Cycling In Spain: Rasines to Cangas de Onis – 190 kilometres (continued)........

With a long way still to travel, I wished Antonio farewell. He headed north bound for home while I continued west, eventually towards Cangas de Onis.

While short lived, the next few kilometres towards Panames were along a beautifully flat and winding road that followed the course of the Rio Miera. Apart from the Plane trees, the occasional Pin Oak and the river that accompanied me for much of the way, there was hardly a sound of life to be heard. There was not even one motor vehicle in sight. Just a few minutes later, I soon discovered why; they were all travelling along the frenetic N-634 towards Torrelavega.

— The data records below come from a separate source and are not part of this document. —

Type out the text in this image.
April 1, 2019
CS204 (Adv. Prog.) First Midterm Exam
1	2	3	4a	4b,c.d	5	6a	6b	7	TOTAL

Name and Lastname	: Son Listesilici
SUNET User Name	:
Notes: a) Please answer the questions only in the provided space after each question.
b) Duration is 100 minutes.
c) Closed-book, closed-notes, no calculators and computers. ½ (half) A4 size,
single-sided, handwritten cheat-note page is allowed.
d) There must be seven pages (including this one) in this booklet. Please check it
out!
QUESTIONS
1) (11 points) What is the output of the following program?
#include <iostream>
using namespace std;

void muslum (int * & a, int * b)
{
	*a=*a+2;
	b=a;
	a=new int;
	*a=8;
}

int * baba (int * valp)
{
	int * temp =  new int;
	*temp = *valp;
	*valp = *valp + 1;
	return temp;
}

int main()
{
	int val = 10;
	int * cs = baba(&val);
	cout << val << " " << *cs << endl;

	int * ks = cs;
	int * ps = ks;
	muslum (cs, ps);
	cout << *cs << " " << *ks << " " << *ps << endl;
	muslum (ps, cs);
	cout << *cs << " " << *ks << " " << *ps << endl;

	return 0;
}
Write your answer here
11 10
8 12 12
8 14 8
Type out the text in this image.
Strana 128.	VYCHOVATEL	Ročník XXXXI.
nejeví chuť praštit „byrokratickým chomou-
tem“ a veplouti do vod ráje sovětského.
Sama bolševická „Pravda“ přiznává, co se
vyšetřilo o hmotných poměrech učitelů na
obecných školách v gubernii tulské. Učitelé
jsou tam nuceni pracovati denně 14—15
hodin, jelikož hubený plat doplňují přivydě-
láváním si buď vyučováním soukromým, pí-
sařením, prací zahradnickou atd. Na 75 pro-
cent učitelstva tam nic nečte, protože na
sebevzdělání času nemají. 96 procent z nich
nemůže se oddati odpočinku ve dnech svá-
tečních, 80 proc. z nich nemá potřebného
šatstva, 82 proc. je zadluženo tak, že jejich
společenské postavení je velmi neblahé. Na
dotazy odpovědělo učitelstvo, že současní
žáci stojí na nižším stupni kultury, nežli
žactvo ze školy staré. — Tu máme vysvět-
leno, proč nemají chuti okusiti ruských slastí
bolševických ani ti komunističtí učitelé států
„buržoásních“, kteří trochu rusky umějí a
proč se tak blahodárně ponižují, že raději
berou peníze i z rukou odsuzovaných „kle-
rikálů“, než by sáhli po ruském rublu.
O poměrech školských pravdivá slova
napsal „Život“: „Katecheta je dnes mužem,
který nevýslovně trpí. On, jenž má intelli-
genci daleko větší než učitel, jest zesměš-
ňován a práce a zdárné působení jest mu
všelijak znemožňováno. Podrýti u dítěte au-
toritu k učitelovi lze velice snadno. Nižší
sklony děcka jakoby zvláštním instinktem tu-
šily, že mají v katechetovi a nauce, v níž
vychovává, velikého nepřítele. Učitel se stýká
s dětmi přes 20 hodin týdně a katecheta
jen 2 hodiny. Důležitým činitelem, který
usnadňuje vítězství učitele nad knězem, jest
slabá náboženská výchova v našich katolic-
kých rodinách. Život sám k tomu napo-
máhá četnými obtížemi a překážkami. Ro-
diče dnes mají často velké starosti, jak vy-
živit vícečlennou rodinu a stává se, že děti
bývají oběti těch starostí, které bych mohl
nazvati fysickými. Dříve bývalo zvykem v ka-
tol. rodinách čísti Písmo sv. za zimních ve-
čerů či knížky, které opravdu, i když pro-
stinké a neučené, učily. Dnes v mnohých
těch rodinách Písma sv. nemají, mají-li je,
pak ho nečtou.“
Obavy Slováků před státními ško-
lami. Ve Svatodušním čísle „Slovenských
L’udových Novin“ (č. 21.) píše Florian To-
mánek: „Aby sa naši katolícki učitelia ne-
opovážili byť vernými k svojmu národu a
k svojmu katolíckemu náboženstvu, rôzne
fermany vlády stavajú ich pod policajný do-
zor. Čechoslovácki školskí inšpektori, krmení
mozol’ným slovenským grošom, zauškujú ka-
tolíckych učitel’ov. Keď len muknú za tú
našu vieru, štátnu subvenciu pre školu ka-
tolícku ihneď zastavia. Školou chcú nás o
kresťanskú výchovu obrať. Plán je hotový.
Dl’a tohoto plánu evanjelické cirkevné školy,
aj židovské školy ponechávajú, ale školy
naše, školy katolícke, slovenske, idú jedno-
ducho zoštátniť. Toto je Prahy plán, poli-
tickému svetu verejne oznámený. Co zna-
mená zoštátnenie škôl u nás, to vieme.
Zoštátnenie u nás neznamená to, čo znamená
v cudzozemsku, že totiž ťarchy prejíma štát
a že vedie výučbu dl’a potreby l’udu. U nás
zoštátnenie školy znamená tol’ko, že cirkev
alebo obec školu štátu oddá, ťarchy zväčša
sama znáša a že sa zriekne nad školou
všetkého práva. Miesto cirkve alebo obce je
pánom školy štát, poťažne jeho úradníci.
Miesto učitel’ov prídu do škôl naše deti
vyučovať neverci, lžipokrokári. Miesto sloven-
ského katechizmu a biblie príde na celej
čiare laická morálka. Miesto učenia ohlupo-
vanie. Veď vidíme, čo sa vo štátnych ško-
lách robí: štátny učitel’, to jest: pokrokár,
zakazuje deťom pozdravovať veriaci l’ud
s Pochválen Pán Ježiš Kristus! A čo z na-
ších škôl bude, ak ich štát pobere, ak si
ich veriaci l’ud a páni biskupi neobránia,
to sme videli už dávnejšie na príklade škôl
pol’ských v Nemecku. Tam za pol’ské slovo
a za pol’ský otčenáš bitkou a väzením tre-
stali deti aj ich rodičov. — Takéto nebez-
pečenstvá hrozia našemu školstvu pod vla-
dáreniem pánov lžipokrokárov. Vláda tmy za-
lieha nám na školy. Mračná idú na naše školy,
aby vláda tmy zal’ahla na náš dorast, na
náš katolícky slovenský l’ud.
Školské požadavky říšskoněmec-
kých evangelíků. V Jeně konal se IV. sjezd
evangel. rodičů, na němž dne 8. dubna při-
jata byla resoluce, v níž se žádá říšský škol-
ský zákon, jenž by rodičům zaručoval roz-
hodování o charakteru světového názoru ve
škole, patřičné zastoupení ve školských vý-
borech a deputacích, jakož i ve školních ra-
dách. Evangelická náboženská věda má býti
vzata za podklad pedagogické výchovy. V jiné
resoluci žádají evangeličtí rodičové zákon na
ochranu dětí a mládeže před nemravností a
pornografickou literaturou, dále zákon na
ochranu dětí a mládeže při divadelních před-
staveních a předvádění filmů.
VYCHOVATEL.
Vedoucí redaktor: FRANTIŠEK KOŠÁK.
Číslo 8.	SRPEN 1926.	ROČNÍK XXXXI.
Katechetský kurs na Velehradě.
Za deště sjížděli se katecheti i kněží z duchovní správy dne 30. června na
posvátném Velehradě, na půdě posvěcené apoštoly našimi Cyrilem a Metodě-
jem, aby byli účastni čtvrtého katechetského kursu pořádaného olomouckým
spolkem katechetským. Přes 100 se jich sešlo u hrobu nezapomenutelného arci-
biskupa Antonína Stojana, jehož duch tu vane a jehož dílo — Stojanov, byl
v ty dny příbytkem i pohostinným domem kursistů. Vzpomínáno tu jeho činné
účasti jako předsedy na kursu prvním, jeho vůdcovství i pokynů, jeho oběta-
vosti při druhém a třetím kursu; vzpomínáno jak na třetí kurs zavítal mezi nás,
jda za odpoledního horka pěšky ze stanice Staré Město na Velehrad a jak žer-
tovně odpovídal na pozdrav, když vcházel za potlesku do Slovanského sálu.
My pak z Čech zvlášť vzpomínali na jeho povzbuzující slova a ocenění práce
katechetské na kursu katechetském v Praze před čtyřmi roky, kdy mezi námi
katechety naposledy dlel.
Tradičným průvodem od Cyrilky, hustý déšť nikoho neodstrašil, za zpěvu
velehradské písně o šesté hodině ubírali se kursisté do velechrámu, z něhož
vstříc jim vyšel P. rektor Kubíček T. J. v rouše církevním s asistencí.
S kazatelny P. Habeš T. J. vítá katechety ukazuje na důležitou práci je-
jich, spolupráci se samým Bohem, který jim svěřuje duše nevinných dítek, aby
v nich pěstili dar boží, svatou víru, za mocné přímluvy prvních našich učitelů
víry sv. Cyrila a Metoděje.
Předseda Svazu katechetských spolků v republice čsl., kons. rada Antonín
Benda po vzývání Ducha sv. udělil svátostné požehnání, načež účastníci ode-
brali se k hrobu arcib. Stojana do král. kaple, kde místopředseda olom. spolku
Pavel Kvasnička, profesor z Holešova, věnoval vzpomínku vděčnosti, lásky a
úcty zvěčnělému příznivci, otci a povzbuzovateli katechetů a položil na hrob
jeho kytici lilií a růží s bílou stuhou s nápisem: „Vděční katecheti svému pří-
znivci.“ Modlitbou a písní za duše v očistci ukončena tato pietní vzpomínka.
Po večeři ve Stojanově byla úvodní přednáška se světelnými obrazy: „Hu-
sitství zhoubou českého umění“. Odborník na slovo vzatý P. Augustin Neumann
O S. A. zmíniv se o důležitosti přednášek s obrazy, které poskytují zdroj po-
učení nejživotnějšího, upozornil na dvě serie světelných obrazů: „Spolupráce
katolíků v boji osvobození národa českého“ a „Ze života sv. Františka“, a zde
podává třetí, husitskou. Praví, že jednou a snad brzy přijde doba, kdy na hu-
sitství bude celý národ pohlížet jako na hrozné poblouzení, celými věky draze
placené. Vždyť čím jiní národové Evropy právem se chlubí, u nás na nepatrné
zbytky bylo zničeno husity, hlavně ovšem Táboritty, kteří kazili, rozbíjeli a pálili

Still early on a Friday afternoon, the road seemed full of trucks and impatient drivers, their speed as dangerous as I’d encountered since crossing the Pyrenean border back into Spain. My experience of the busy city 30 kilometres further up the road didn’t fare much better.

Like a moat surrounding a medieval fortress, Torrelavega is encircled by the combination of a river, the Rio Besaya, and the A8 and A67 motorways. Having been holed up in the same place, while travelling from the opposite direction just two years earlier, it became an awful case of déjà vu. My maps confirmed that like an unbroken piece of string, the N-634 travelled in and out of the city still in one piece, but for some reason, it didn’t play out that way for the second time around.

The tangle of roads and some of the landmarks along them did nothing but remind me of my frustration just 24 months earlier. My head now spinning faster than the wheels on my bike, I sought the help from an array of people but it was to no avail. All had the best of intentions but their rapid responses, becoming more convoluted the longer they spoke I could barely understand a word they were saying.

Mentally defeated, I finally ventured into a Mercedes Benz showroom somewhere near the edge of the city; what edge I had no idea. Surely, I thought, if anyone is familiar with road directions, it has be a local car company, not least of all, Mercedes Benz. Dragging my feet into the showroom I was greeted by an elderly gentleman, impeccably dressed in suit and tie. Unfortunately, it didn’t improve his communication of English but quickly realising the problem he enlisted the help of a lady out back. Looking as immaculately attired as her associate and of a similar age, she nonetheless would have fared much better when it came to selling cars to foreign customers. Her English was perfect, as were her directions and in no time at all I was back in motion.

Heading south for a short distance on a much quieter road, I was delighted to have left the N-634 behind somewhere in Torrelavega. National roads are often much quicker when you’re travelling on a bicycle, as they are with cars, but in the main they’re considerably more congested and dangerous, and less appealing on the eye. The remainder of the day’s ride, though long, some 120 kilometres, was a completely different scenario.

At last crossing a bridge over the Rio Besaya, I’d hardly left the city’s streets before I started grinding my way up the Alto de San Cipriano. While not relatively steep, or long, the climb was one of two short passes – the other being the Collada de Carmona – along my new route.

1 comment:

  1. The is a familiar tale developing Mark. You should have conjured up a sheet with a standard set of questions for each country you are in. Then you could just point to the appropriate question that applies to your predicament. I haven't a clue on how you would interpret the answers though.....
    I believe smart phones have Apps these days that would take care of all these issues & they also have GPS!